Oyó de repente las herraduas de un caballo que penetraba en el patio, se asomó, y era un correo que entregó un pliego a uno de los guardas y volvió a marcharse. El jefe recibió el pliego, lo leyó y dio después algunas órdenes que don Melchor, por más que hizo, no pudo percibir.

Vio entonces que de una cuadra sacaban su mismo caballo, que le ensillaban con sus mismos arreos y que, ya embridado y listo, un hombre le tenia en medio del patio y el jefe se dirigia para su aposento.

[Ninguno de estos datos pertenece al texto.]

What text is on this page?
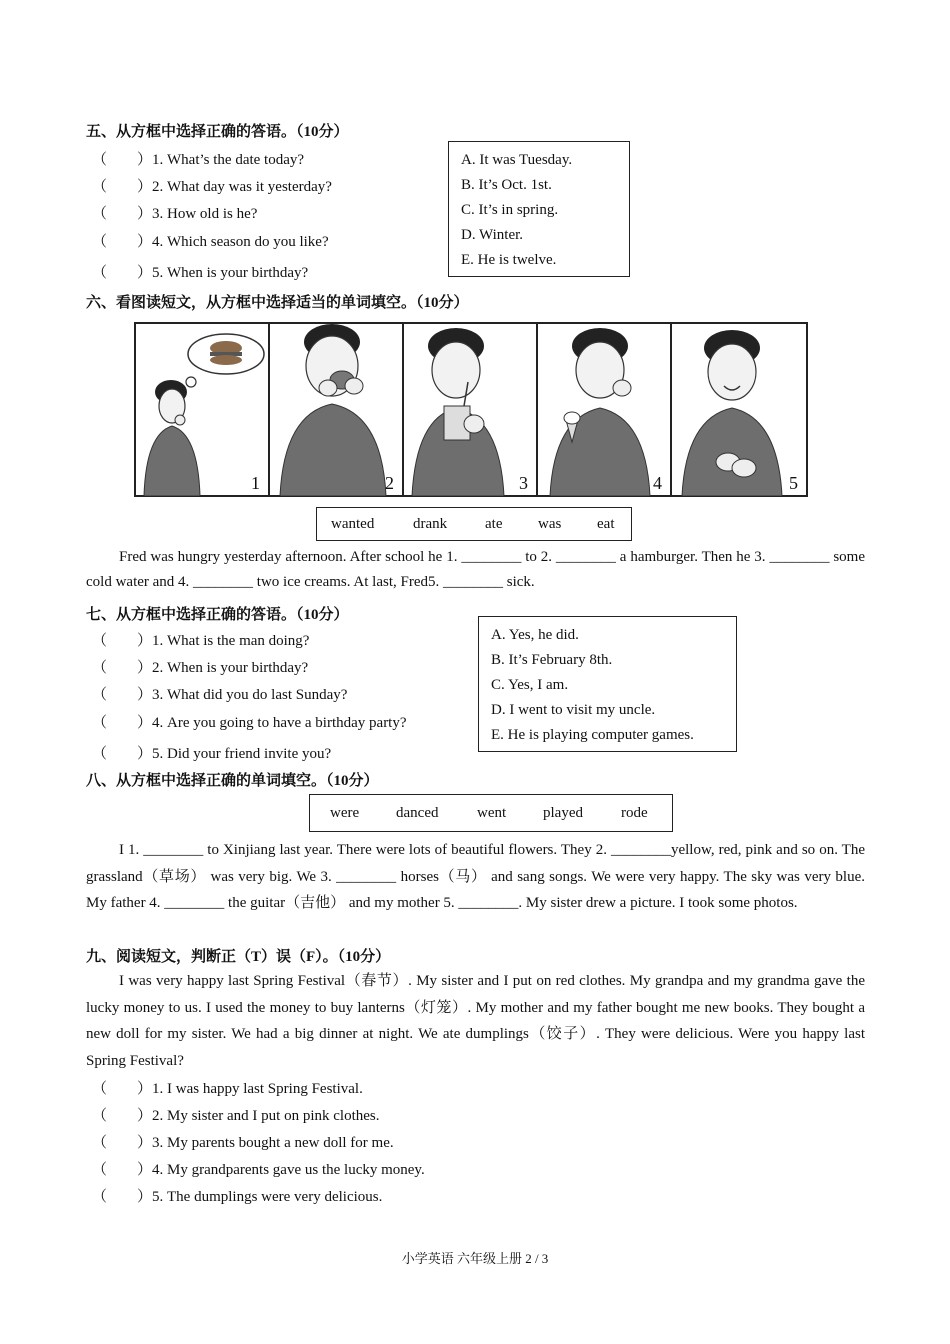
五、从方框中选择正确的答语。（10分）
（　　）1. What’s the date today?
（　　）2. What day was it yesterday?
（　　）3. How old is he?
（　　）4. Which season do you like?
（　　）5. When is your birthday?
A. It was Tuesday.
B. It’s Oct. 1st.
C. It’s in spring.
D. Winter.
E. He is twelve.
六、看图读短文，从方框中选择适当的单词填空。（10分）
1	2	3	4	5
wanted	drank	ate was eat
Fred was hungry yesterday afternoon. After school he 1. ________ to 2. ________ a hamburger. Then he 3. ________ some cold water and 4. ________ two ice creams. At last, Fred5. ________ sick.
七、从方框中选择正确的答语。（10分）
（　　）1. What is the man doing?
（　　）2. When is your birthday?
（　　）3. What did you do last Sunday?
（　　）4. Are you going to have a birthday party?
（　　）5. Did your friend invite you?
A. Yes, he did.
B. It’s February 8th.
C. Yes, I am.
D. I went to visit my uncle.
E. He is playing computer games.
八、从方框中选择正确的单词填空。（10分）
were danced	went played	rode
I 1. ________ to Xinjiang last year. There were lots of beautiful flowers. They 2. ________yellow, red, pink and so on. The grassland（草场） was very big. We 3. ________ horses（马） and sang songs. We were very happy. The sky was very blue. My father 4. ________ the guitar（吉他） and my mother 5. ________. My sister drew a picture. I took some photos.
九、阅读短文，判断正（T）误（F）。（10分）
I was very happy last Spring Festival（春节）. My sister and I put on red clothes. My grandpa and my grandma gave the lucky money to us. I used the money to buy lanterns（灯笼）. My mother and my father bought me new books. They bought a new doll for my sister. We had a big dinner at night. We ate dumplings（饺子）. They were delicious. Were you happy last Spring Festival?
（　　）1. I was happy last Spring Festival.
（　　）2. My sister and I put on pink clothes.
（　　）3. My parents bought a new doll for me.
（　　）4. My grandparents gave us the lucky money.
（　　）5. The dumplings were very delicious.
小学英语 六年级上册 2 / 3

Don Melchor le salió luego al encuentro.

— Tengo órdenes —dijo el hombre— para que su señoria pueda seguir su viaje. El caballo está listo y en su misma habitación recibirá su señoria todo su equipaje esta misma nocbe.

— Pero ¿cómo?

— Nada más podré decir a su señoría.

— ¿Y la señora que fueron a buscar?

— Aún no vuelven los compañeros.

— ¿Podré esperarme hasta saber el resultado?

— No es posible.

— Pues vamos.

Don Melchor montó a caballo, y se puso a caminar en la dirección que le dijeron que estaba México.